Not until I started researching the Nothe Fort had I realised just how much involvement our town had during WWI.
The Nothe Fort itself was manned by the men of the Coastal Artillery, but they saw no action during the war from its ramparts. Instead it seems to have ended up as a training ground for enlisted men and volunteers, many of whom were later sent to the Front.
That left behind men deemed too old, too young or unsuitable for service abroad, they remained to defend our shores, though thankfully the battles lines never reached them.
But Weymouth also played another role.
She took in many of the wounded from the fierce fighting in France.
A piece in the Western Gazette of Christmas Day 1914 gives a glimpse into the world of our not so long ago ancestors of Weymouth, many of whom helped in some way or another.
The article headlines proclaims
MORE WOUNDED ARRIVE AT WEYMOUTH.
The week before Christmas, a hospital train had arrived in Weymouth filled with over 70 wounded men. They were taken straight to the Princess Christian Hospital where they were cared for.
These battle weary soldiers had been ‘conveyed straight from the Front with as much expedition as possible’.
The reporter elaborates on their pitiful condition, ‘they bore conspicuous signs of not only hard fighting, but also the severity of the weather experienced in the northern part of France’. Indeed, several of the wounded were suffering from severe frost bite.
Dr James Macpherson Lawrie met the hospital train that Friday morning, he was the senior surgeon at the hospital. (Scottish born Lawrie was also the man who had set up Weymouth’s Princess Christian hospital at the start of the 20th century by means of fundraising in the local grand houses and communities.)

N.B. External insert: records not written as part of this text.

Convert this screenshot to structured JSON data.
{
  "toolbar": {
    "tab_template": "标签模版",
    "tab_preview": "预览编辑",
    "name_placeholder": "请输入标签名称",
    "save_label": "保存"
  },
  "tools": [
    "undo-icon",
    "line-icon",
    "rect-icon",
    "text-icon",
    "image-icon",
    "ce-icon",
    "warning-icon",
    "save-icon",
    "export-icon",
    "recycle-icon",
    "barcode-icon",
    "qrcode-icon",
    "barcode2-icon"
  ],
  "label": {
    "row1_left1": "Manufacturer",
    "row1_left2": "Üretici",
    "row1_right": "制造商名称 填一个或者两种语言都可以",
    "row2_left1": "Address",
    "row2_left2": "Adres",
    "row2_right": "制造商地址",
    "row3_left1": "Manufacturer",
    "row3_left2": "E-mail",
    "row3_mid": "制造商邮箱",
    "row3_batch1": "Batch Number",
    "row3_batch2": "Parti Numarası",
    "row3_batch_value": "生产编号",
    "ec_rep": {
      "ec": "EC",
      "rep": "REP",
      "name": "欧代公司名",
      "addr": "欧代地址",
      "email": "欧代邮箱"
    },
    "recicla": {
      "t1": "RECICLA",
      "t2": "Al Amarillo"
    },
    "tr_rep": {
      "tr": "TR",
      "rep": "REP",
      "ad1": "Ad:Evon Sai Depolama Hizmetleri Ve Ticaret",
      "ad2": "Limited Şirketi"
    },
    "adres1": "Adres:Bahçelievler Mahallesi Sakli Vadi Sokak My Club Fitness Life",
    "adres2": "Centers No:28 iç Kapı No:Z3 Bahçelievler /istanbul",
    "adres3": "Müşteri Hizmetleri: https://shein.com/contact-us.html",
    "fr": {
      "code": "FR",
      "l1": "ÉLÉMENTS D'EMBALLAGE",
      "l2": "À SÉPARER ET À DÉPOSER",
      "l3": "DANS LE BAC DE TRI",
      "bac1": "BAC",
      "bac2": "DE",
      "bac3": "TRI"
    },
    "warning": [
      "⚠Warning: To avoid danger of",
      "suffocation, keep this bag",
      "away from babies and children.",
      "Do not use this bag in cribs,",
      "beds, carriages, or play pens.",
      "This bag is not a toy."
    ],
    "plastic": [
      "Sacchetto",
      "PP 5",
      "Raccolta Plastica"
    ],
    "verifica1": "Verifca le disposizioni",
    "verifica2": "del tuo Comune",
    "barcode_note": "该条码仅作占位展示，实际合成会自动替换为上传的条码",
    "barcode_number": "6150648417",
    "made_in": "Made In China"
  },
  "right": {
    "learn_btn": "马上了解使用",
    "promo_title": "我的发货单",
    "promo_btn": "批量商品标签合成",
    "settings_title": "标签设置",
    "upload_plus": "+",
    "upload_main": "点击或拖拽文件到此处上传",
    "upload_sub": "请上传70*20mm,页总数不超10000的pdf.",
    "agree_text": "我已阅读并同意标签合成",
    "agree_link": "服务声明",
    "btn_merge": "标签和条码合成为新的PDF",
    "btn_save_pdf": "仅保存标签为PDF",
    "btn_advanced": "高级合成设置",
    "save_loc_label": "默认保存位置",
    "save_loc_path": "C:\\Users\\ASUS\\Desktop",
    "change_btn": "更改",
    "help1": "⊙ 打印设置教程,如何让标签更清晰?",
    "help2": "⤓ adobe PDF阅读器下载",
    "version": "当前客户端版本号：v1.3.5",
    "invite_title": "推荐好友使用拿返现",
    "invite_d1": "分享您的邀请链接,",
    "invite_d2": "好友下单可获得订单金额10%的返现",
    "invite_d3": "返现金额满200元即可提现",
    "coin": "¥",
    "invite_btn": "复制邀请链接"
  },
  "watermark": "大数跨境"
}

Also there to transport the wounded were members of the British Red Cross, led by Commandant F J Bath.
The majority of the wounded were relatively mobile and were helped into a fleet of waiting cabs and motor cars. The more serious cases were stretchered into ambulances.
Once all and sundry had been transferred to the Princess Christian Hospital, ‘the patients were made as comfortable as their circumstances would permit’.
During that terrible period of conflict, many a wounded soldier found himself cared for within the walls of Weymouth hospitals,
‘They represented many regiments and several have records of having distinguished themselves in the field’.